NC Civil War Sesquicentennial Symposium - May 20

I'm finally getting around to writing my reflections on the two Civil War symposiums that I attended last weekend. I'll start with the first of three programs being held in North Carolina throughout the commemoration, this one dealing with the topic of Memory, held at the NC Museum of History in Raleigh.

The keynote speaker for this conference was David Blight, and as you all know I am a big fan of his. I could listen to him talk all day long and he did not disappoint in Raleigh last Friday. His address was thought provoking, timely, and humorous.

I can only evaluate the speakers that I heard (sessions ran concurrently throughout the day), but generally I heard plenty of good remarks about all the sessions. Shannon SanCartier, soon to embark upon her Ph.D. work at Penn State gave an excellent historiographical presentation tracing the field of Civil War memory from the centennial in the 1960s to the present. Her presentation was very good and I felt she really separated herself from her co-panelist who clearly was nearing the end of his career. I won't say anything much about him except to say that I was not impressed.

John Coffey of the NC Museum of Art did an interesting presentation on the history of a marble bust of John C. Calhoun in the museum's collection. While his presentation was nice and quite humorous, he went way over his allotted time. Tom Vincent of the NC Office of Archives and History did an excellent presentation on his specialty, North Carolina Confederate soldier monuments. Chris Meekins of the NC Archives wrapped up this session with a discussion of the NC sarcophagus/monument at Appomattox and the controvery it stirred when it was originally placed and unveiled on the battlefield.

Historian and blogger Michael Hardy did an excellent presentation on Civil War monuments in western North Carolina. This is the first time I've had the pleasure of meeting Mr. Hardy in person and I really enjoyed his presentation. He was followed by Leonard Lanier, a doctoral candidate at LSU, who presented a talk about the opposing memories of eastern North Carolinian Gen. Bryan Grimes and the attempts to secure his legacy by his son and wife in the wake of his untimely murder after the war. I didn't stick around for the entire presentation, but what I heard sounded pretty good.

Finally, I got to hear one of my mentors speak at the end of the day.
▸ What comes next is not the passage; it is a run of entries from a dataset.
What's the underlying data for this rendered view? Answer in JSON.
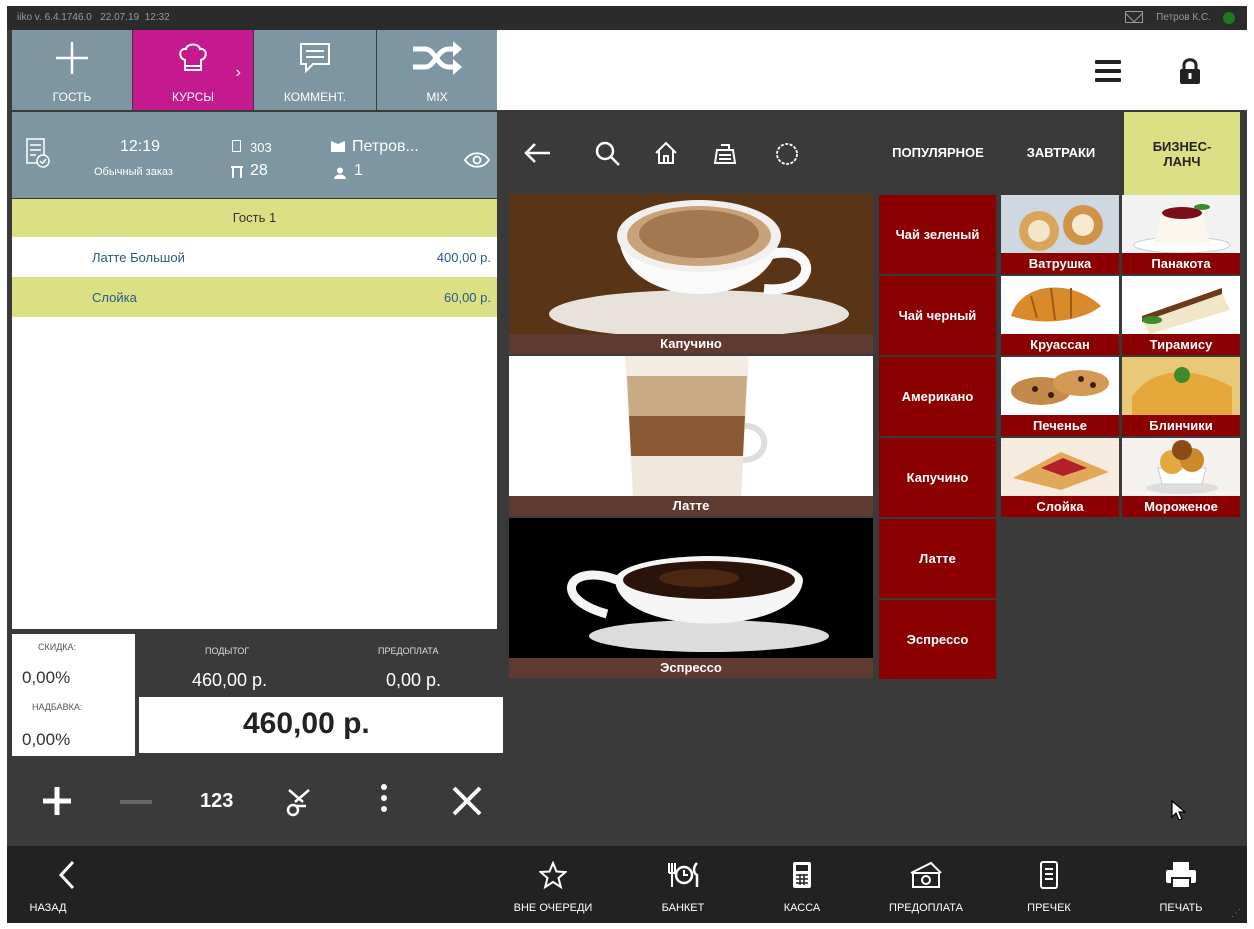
{
  "status_bar": {
    "version": "iiko v. 6.4.1746.0",
    "date": "22.07.19",
    "time": "12:32",
    "user": "Петров К.С."
  },
  "toolbar": {
    "gost_label": "ГОСТЬ",
    "kursy_label": "КУРСЫ",
    "comment_label": "КОММЕНТ.",
    "mix_label": "MIX"
  },
  "order": {
    "time": "12:19",
    "type": "Обычный заказ",
    "number": "303",
    "table": "28",
    "waiter": "Петров...",
    "guests": "1"
  },
  "guest_label": "Гость 1",
  "items": [
    {
      "name": "Латте Большой",
      "price": "400,00 р."
    },
    {
      "name": "Слойка",
      "price": "60,00 р."
    }
  ],
  "totals": {
    "discount_label": "СКИДКА:",
    "discount_value": "0,00%",
    "surcharge_label": "НАДБАВКА:",
    "surcharge_value": "0,00%",
    "subtotal_label": "ПОДЫТОГ",
    "subtotal_value": "460,00 р.",
    "prepay_label": "ПРЕДОПЛАТА",
    "prepay_value": "0,00 р.",
    "total": "460,00 р."
  },
  "tools": {
    "digits_label": "123"
  },
  "categories": {
    "popular": "ПОПУЛЯРНОЕ",
    "breakfast": "ЗАВТРАКИ",
    "business_lunch": "БИЗНЕС-ЛАНЧ"
  },
  "products_big": [
    "Капучино",
    "Латте",
    "Эспрессо"
  ],
  "products_red": [
    "Чай зеленый",
    "Чай черный",
    "Американо",
    "Капучино",
    "Латте",
    "Эспрессо"
  ],
  "products_small": [
    "Ватрушка",
    "Панакота",
    "Круассан",
    "Тирамису",
    "Печенье",
    "Блинчики",
    "Слойка",
    "Мороженое"
  ],
  "bottom_bar": {
    "back": "НАЗАД",
    "queue": "ВНЕ ОЧЕРЕДИ",
    "banquet": "БАНКЕТ",
    "cash": "КАССА",
    "prepay": "ПРЕДОПЛАТА",
    "precheck": "ПРЕЧЕК",
    "print": "ПЕЧАТЬ"
  },
  "colors": {
    "accent_magenta": "#c4198f",
    "toolbar_blue_grey": "#7e96a2",
    "guest_yellow": "#dbe085",
    "product_red": "#8b0000"
  }
}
Dr. John Haley gave a presentation called "Risky Remembrances: African American Accounts of the Civil War and Reconstruction." Click the link to see this presentation on YouTube. Dr. Haley, though he went past his allotted time and was not at his best, was still very good. I really enjoyed hearing him speak again and remembered how great it was to sit in his classes at UNC-Wilmington.

As an aside, many of the presentations were videotaped and will be uploaded on YouTube. I really hope that David Blight's keynote address is available soon. Go to YouTube and look up the channel "ncculture" for more. All in all, I think this was a very successful effort for the North Carolina Civil War Sesquicentennial Committee, especially considering they had almost no budget to speak of. The next symposium will be on the topic of Freedom and will be held in 2013 at Wake Forest University in Winston-Salem.